Auguste lectorat, je te présente le manuscrit de Port d’Âmes :
Yep, 500 pages passées à la déchiqueteuse, ça prend un poil plus de place que sous forme plane (mais ça paraît étonnamment moins lourd).
Je détruis systématiquement mes propres versions annotées à fins de correction de mes propres manuscrits (mais pas celles annotées par les beta-lecteurs, qui rassemblent leurs impressions de lecture, ce qui est précieux à conserver, et aussi par respect pour leur travail). Le livre est sorti, fini, il représente un moment dans le temps et un projet achevé. J’aime couper cet ultime pont avec le récit qui se trouve en librairie ; il est à présent dans la nature, et vit sa vie dans l’esprit de ses lecteurs. Pour moi, il est temps d’avancer, de passer à autre chose, de prolonger éventuellement l’univers dont il est question – mais cette histoire, placée sur le papier, lancée un peu comme une bouteille à la mer, a été fixée, comme une photographie. Il y a, dans ma tête comme sur un cliché, un avant et un après ; mais ceux-là, par définition, restent changeants, en flux, tant qu’ils n’auront pas été fixés à leur tour – et il n’y a généralement pas de raison de le faire ; l’histoire intéressante n’était pas là.
C’est tout l’inverse d’une destruction, contrairement aux apparences. C’est la reconnaissance qu’un livre est terminé, que j’ai fait tout ce que j’avais à, ou pouvais, faire dessus. Il existe et est diffusé. Il est temps d’en accompagner la vie, comme des autres et, dans le laboratoire, d’envisager de nouvelles choses. N’est pas mort ce qui à jamais est publié, et au long des rentrées littéraires étranges, même la mort peut mourir. Tout ça tout ça.
C’est ballot, en France, on est leader dans la recherche sur la créativité par étude des brouillons. Les scientifiques ne te disent pas merci.
« Wattpad aime ça ».
Mes brouillons n’appartiennent qu’à moi. 🙂 Je suis ravi de parler de mon processus et d’ouvrir une partie de mes notes dans le cadre de la recherche, mais la réalisation à proprement parler est personnelle. (Ce n’est pas comme si je ne partageais rien sur le sujet 🙂 )
Question gratuite : et si un jour tu changeais d’avis ?
(bon, perso je m’en branle royal, hein, mais c’est pour la beauté du débat)
Cela revient à te dire « avec l’expérience que j’ai, je n’aurai peut être plus écrit cela de cette manière ». Pour moi, cela n’a pas de sens.
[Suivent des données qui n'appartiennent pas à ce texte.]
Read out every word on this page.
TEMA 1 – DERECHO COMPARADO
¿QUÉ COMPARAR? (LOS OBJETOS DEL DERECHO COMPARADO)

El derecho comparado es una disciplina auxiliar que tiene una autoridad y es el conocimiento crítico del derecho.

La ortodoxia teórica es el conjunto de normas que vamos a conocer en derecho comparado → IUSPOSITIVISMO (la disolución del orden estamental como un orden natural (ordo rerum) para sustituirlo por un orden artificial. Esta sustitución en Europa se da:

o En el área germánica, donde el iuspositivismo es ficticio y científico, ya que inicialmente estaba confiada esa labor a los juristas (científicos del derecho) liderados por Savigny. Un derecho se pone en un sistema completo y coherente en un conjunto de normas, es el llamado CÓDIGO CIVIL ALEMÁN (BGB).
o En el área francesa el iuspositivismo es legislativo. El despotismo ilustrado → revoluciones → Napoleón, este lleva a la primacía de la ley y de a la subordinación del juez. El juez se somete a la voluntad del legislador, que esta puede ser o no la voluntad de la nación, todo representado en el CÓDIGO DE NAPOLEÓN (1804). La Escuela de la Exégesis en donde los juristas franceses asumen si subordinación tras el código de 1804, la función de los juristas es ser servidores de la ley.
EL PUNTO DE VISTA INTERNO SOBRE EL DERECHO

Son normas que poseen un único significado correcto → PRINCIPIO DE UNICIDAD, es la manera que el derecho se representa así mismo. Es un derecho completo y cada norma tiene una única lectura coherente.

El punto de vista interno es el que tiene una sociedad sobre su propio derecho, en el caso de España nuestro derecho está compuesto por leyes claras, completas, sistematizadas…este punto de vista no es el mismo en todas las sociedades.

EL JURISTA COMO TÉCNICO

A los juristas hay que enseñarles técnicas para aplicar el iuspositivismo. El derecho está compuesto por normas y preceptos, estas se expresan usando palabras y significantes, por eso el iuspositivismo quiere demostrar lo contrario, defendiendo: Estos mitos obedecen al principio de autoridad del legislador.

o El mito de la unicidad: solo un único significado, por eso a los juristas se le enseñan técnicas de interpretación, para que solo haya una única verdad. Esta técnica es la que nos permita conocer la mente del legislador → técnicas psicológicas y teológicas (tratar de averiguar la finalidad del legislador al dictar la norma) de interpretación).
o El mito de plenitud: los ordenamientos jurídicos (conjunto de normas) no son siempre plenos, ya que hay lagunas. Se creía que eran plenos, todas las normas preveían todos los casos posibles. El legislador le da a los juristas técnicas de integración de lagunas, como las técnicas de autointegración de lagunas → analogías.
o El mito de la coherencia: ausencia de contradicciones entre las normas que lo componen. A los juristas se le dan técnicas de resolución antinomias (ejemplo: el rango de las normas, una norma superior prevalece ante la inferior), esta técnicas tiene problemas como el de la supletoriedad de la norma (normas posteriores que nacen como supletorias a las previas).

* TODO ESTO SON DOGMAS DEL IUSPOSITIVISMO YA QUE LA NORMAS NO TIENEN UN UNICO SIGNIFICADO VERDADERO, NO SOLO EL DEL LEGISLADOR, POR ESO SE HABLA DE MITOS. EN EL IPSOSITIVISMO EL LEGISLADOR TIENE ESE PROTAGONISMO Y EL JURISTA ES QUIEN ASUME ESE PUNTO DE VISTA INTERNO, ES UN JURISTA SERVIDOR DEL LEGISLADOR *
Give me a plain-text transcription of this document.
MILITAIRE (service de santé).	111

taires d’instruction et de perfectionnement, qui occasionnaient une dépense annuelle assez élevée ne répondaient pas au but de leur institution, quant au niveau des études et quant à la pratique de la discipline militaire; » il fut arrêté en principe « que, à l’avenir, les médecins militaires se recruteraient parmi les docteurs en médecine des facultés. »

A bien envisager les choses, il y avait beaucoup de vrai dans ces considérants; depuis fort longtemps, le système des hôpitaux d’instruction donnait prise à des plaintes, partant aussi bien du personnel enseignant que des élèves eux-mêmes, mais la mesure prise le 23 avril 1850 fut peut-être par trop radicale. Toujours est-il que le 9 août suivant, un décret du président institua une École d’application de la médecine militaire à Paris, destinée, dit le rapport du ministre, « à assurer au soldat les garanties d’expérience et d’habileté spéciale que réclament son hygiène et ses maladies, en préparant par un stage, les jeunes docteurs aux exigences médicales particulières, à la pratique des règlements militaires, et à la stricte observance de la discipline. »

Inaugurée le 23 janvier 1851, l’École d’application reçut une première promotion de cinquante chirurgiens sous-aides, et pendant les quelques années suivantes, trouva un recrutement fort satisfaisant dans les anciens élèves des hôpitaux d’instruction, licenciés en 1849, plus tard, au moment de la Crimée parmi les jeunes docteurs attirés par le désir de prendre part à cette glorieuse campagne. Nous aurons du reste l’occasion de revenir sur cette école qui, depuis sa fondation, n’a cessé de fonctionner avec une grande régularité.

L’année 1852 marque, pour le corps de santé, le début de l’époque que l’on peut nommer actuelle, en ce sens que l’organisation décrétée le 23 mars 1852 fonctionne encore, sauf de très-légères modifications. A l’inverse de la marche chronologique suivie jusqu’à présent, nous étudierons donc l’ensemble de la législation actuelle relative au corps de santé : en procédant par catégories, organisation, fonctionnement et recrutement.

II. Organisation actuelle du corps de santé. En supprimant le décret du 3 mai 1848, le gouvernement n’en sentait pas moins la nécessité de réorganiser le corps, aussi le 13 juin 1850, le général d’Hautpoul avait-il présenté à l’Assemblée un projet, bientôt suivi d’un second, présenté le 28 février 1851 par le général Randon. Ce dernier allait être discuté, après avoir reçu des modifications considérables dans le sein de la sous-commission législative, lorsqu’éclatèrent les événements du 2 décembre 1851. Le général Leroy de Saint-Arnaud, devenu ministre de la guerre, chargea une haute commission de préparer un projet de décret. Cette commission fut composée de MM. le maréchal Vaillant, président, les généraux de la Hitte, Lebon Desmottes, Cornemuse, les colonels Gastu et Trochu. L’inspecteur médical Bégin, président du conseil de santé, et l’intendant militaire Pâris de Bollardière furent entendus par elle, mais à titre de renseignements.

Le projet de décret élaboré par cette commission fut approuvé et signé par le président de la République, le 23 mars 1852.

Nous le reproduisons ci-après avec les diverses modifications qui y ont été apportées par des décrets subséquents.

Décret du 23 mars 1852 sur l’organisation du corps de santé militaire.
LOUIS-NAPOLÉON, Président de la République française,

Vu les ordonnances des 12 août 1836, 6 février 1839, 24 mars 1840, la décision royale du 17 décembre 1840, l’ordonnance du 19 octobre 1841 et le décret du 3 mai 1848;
Un livre est achevé, tel qu’il est, avec le meilleur effort qu’on y a investi. Nous ne sommes que des successions d’instants, dont l’accumulation nous enseigne à rendre meilleur juste celui qui vient.
Nan, mais je voulais dire : « si un jour tu changes d’avis et que tu te dis que, pour les chercheurs, tout ça, ça aurait été bien qu’ils puissent accéder à toutes les étapes intermédiaires, pour mieux comprendre comment se construit un texte ».
Tout le travail accompli pour produire un livre, tu peux le contempler selon plein de facettes. Toi maintenant, toi dans le futur, ou d’autres gens dans le futur (non plus pour comprendre le livre, mais pour comprendre le process).
Ah! Je préfère qu’on me pose la question plutôt qu’on tire dfes conclusions erronées de mon matériel.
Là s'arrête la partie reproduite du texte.